Вьюгою зимней, поземкой кралась, ластилась, покусывая босые ступни, и вот уже вода, что под ними хлюпала, побелела, затвердела, легла на землю льдистым кружевом. А Беломир вдохнул полной грудью и, не способный сдержаться, запрокинул голову и закричал.
Жрица остановилась и головой покачала этак, укоризненно.
Пускай себе. Он… он, может, и ненадолго — никогда нельзя быть уверенным в милости богов, но вновь ощутил себя живым.

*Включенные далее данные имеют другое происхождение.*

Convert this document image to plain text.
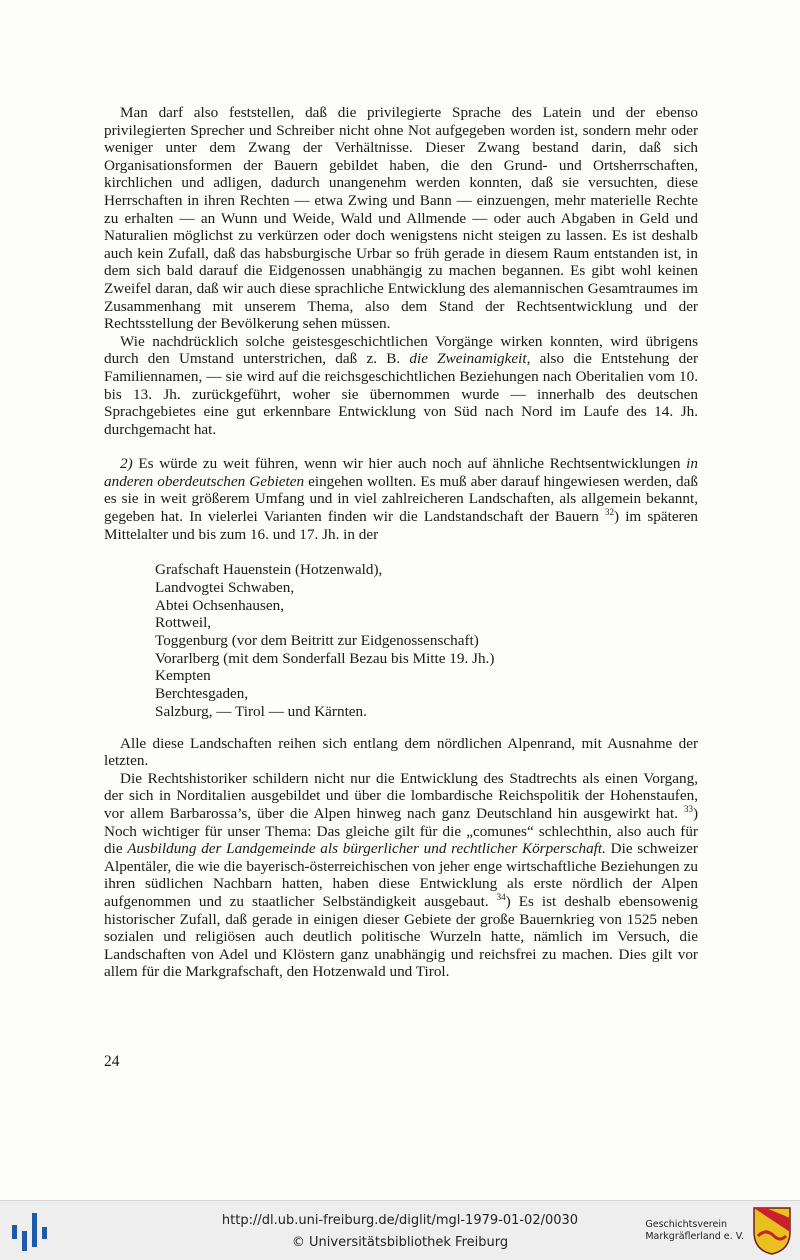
Man darf also feststellen, daß die privilegierte Sprache des Latein und der ebenso privilegierten Sprecher und Schreiber nicht ohne Not aufgegeben worden ist, sondern mehr oder weniger unter dem Zwang der Verhältnisse. Dieser Zwang bestand darin, daß sich Organisationsformen der Bauern gebildet haben, die den Grund- und Ortsherrschaften, kirchlichen und adligen, dadurch unangenehm werden konnten, daß sie versuchten, diese Herrschaften in ihren Rechten — etwa Zwing und Bann — einzuengen, mehr materielle Rechte zu erhalten — an Wunn und Weide, Wald und Allmende — oder auch Abgaben in Geld und Naturalien möglichst zu verkürzen oder doch wenigstens nicht steigen zu lassen. Es ist deshalb auch kein Zufall, daß das habsburgische Urbar so früh gerade in diesem Raum entstanden ist, in dem sich bald darauf die Eidgenossen unabhängig zu machen begannen. Es gibt wohl keinen Zweifel daran, daß wir auch diese sprachliche Entwicklung des alemannischen Gesamtraumes im Zusammenhang mit unserem Thema, also dem Stand der Rechtsentwicklung und der Rechtsstellung der Bevölkerung sehen müssen.

Wie nachdrücklich solche geistesgeschichtlichen Vorgänge wirken konnten, wird übrigens durch den Umstand unterstrichen, daß z. B. die Zweinamigkeit, also die Entstehung der Familiennamen, — sie wird auf die reichsgeschichtlichen Beziehungen nach Oberitalien vom 10. bis 13. Jh. zurückgeführt, woher sie übernommen wurde — innerhalb des deutschen Sprachgebietes eine gut erkennbare Entwicklung von Süd nach Nord im Laufe des 14. Jh. durchgemacht hat.

2) Es würde zu weit führen, wenn wir hier auch noch auf ähnliche Rechtsentwicklungen in anderen oberdeutschen Gebieten eingehen wollten. Es muß aber darauf hingewiesen werden, daß es sie in weit größerem Umfang und in viel zahlreicheren Landschaften, als allgemein bekannt, gegeben hat. In vielerlei Varianten finden wir die Landstandschaft der Bauern $^{32}$) im späteren Mittelalter und bis zum 16. und 17. Jh. in der

Grafschaft Hauenstein (Hotzenwald),
Landvogtei Schwaben,
Abtei Ochsenhausen,
Rottweil,
Toggenburg (vor dem Beitritt zur Eidgenossenschaft)
Vorarlberg (mit dem Sonderfall Bezau bis Mitte 19. Jh.)
Kempten
Berchtesgaden,
Salzburg, — Tirol — und Kärnten.

Alle diese Landschaften reihen sich entlang dem nördlichen Alpenrand, mit Ausnahme der letzten.

Die Rechtshistoriker schildern nicht nur die Entwicklung des Stadtrechts als einen Vorgang, der sich in Norditalien ausgebildet und über die lombardische Reichspolitik der Hohenstaufen, vor allem Barbarossa’s, über die Alpen hinweg nach ganz Deutschland hin ausgewirkt hat. $^{33}$) Noch wichtiger für unser Thema: Das gleiche gilt für die „comunes“ schlechthin, also auch für die Ausbildung der Landgemeinde als bürgerlicher und rechtlicher Körperschaft. Die schweizer Alpentäler, die wie die bayerisch-österreichischen von jeher enge wirtschaftliche Beziehungen zu ihren südlichen Nachbarn hatten, haben diese Entwicklung als erste nördlich der Alpen aufgenommen und zu staatlicher Selbständigkeit ausgebaut. $^{34}$) Es ist deshalb ebensowenig historischer Zufall, daß gerade in einigen dieser Gebiete der große Bauernkrieg von 1525 neben sozialen und religiösen auch deutlich politische Wurzeln hatte, nämlich im Versuch, die Landschaften von Adel und Klöstern ganz unabhängig und reichsfrei zu machen. Dies gilt vor allem für die Markgrafschaft, den Hotzenwald und Tirol.

24
http://dl.ub.uni-freiburg.de/diglit/mgl-1979-01-02/0030
© Universitätsbibliothek Freiburg
Geschichtsverein
Markgräflerland e. V.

С дерева Оленька слезла не сразу. Эти двое… один бросил что-то на поляну, поднявшееся мглистым то ли облаком, то ли туманом. Второй знак сотворил, от которого прокатилась волна силы.
Следы заметают.
И…
И надо сидеть тихо-тихо. Вон, сорока скачет, стрекочет, аж захлебывается, будто спешит внимание от Оленьки отвлечь, что, конечно, совершеннейшая глупость, ибо не может быть у птицы осознанной мыслительной деятельности.
Но…
Сперва ушел толстячок. Просто подошел к кустам и будто бы в них растворился. Тот, второй, постоял еще минут пять.